Mais là n’est sans doute pas le plus problématique tant ce jugement est hautement subjectif, et donc parfaitement contestable. S’il ne s’agit bien entendu nullement pour nous de remettre en cause la réalité des faits décrits dans ce volume, force est néanmoins de s’interroger quant à leur représentativité. Piochant des exemples de discours et de pratiques antivax sur le temps long et les cinq continents, Françoise Salvadori et Laurent-Henri Vignaud contribuent malgré eux à un effet loupe dont le lecteur doit absolument se garder. Il faut en effet le rappeler sans ambiguïté, il ne s’agit là que de faits historiques statistiquement minoritaires, même s’ils raisonnent tout particulièrement à nos oreilles contemporaines de plus en plus aux prises avec les ritournelles anti-vaccinatrices. C’est ainsi qu’en Bretagne, par exemple, les grandes vagues de vaccination anti-typhoïdique de l’année 1915, cette maladie qui est si caractéristique de l’hygiène déplorable régnant dans les tranchées, ne rencontrent à notre connaissance aucune opposition même si, bien entendu, on peut percevoir quelques grognements dans certains courriers de poilus. Et comment pourrait-il du reste en être autrement lorsque l’on sait que dès mars 1870, La Semaine religieuse du diocèse de Vannes affirme, à l’occasion d’un épisode de variole : « La Providence nous a donné, par les mains de Jenner2, un moyen certain de la prévenir, c’est le vaccin ; mais comme la préservation par le vaccin n’est pas indéfinie, il est de toute prudence de se faire revacciner, surtout en temps d’épidémie, dix ou quinze ans après une première vaccination »3.

Carte postale. Collection particulière.

Malgré ces – réelles – réserves, il n’en demeure pas moins que l’ouvrage que publient Françoise Salvadori et Laurent-Henri Vignaud mérite que l’on s’y plonge avec attention.

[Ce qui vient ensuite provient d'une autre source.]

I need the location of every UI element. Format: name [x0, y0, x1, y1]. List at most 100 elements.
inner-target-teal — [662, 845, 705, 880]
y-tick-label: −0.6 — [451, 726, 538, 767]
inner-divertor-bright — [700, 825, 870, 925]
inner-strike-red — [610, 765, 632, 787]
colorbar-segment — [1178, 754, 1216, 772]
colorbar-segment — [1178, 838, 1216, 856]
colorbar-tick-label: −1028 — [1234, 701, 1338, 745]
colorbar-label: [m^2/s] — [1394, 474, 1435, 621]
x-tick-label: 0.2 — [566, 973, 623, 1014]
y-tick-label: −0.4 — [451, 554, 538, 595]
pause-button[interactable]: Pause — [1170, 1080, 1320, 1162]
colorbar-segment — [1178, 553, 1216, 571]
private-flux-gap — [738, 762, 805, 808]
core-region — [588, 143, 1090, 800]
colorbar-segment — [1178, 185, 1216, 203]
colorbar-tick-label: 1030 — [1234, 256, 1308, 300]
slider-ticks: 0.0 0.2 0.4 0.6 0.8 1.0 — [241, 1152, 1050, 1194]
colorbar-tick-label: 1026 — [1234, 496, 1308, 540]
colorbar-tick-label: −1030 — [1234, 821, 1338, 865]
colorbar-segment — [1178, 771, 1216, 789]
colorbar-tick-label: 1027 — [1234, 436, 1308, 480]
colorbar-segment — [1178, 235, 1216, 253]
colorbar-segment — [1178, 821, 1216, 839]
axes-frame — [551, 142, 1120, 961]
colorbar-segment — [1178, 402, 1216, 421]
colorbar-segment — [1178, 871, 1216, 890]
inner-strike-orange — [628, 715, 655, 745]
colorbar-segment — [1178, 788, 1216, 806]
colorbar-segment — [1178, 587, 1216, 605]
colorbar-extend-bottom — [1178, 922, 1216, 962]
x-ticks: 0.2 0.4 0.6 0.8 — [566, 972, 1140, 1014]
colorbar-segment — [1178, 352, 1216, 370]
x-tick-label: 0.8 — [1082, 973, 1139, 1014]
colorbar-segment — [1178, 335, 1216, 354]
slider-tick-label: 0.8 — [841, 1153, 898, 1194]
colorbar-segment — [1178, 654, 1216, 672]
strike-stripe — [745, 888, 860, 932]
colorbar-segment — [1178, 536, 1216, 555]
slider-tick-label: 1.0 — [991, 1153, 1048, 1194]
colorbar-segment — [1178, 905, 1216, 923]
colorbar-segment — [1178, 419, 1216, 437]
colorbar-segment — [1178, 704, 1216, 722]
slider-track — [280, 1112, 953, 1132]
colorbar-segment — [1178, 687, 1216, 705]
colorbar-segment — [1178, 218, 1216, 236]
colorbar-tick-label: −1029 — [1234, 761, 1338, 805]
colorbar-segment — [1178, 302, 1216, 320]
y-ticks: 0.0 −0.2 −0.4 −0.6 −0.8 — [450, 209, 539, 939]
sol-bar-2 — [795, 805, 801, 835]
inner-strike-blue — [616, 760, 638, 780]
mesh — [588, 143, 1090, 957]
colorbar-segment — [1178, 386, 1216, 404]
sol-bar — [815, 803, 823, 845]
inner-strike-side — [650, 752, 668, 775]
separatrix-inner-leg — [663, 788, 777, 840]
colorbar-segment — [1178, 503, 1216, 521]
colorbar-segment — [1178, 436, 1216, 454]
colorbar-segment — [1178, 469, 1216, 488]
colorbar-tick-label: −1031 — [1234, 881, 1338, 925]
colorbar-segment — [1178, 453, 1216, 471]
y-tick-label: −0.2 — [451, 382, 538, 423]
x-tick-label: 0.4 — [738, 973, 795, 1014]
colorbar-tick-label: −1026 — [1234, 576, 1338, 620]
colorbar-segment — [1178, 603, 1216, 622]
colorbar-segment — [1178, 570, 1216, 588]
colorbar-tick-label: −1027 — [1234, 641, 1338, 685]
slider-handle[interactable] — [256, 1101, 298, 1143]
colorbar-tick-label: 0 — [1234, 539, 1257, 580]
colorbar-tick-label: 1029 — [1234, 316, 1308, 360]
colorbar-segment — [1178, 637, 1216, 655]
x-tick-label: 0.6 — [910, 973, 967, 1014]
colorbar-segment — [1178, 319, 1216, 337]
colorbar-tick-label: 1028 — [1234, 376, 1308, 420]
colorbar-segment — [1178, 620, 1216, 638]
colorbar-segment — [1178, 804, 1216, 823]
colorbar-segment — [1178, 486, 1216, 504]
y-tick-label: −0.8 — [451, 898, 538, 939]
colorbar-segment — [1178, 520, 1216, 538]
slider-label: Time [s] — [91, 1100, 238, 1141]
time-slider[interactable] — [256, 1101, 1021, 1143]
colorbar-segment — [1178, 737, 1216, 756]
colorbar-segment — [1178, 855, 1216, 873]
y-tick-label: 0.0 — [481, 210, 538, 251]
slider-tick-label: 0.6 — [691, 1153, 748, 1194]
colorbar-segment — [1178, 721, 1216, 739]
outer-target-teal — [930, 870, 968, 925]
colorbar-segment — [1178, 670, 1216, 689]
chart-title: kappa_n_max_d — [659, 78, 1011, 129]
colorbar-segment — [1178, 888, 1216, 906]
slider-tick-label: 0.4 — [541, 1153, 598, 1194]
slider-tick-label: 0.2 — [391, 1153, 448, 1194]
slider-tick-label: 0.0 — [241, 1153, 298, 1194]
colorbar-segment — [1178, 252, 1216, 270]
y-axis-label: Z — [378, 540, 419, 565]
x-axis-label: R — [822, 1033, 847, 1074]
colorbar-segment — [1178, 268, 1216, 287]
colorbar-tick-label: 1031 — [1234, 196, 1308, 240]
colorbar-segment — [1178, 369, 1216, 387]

Rappelant que le droit des patients à disposer de leur propre corps s’est construit au final assez tardivement, à partir des années 1930 (p. 125), l’ouvrage sait aussi bousculer un certain nombre de mythes. C’est ainsi par exemple que l’on apprend que le célèbre couple de pédagogue Célestin et Elise Freinet n’est pas sans avoir eu certaines inclinations anti-vaccinales4. Là est d’ailleurs la véritable force de l’ouvrage : offrir un vaste kaléidoscope de faits relatifs aux oppositions contre cette pratique médicale. Au risque de verser dans un impressionnisme rendant au final peu lisible l’objet.

Erwan LE GALL

SALVADORI, Françoise et VIGNAUD, Laurent-Henri, Antivax. La résistance aux vaccins du XVIIIe siècle à nos jours, Paris, Vendémiaire, 2019.

 

 

 

 

 

 

 

1 SALVADORI, Françoise et VIGNAUD, Laurent-Henri, Antivax. La résistance aux vaccins du XVIIIe siècle à nos jours, Paris, Vendémiaire, 2019. Afin de ne pas surcharger inutilement l’appareil critique, les références à cet ouvrage seront dorénavant indiquées dans le corps de texte, entre parenthèses.

2 Edward Jenner : médecin anglais né en 1749 dans le Gloucestershire et à l’origine d’une campagne de vaccination antivariolique ayant rencontré au XVIIIe siècle un vaste succès en Grande-Bretagne.

3 « Instruction populaire au sujet de l’épidémie de variole », La Semaine religieuse du diocèse de Vannes, 3e année, n°10, 10 mars 1870, p. 147.

4 Sur Célestin Freinet on lira le récent et très stimulant SAINT-FUSCIEN, Emmanuel, Célestin Freinet. Un pédagogue en guerres 1914-1945, Paris, Perrin, 2017.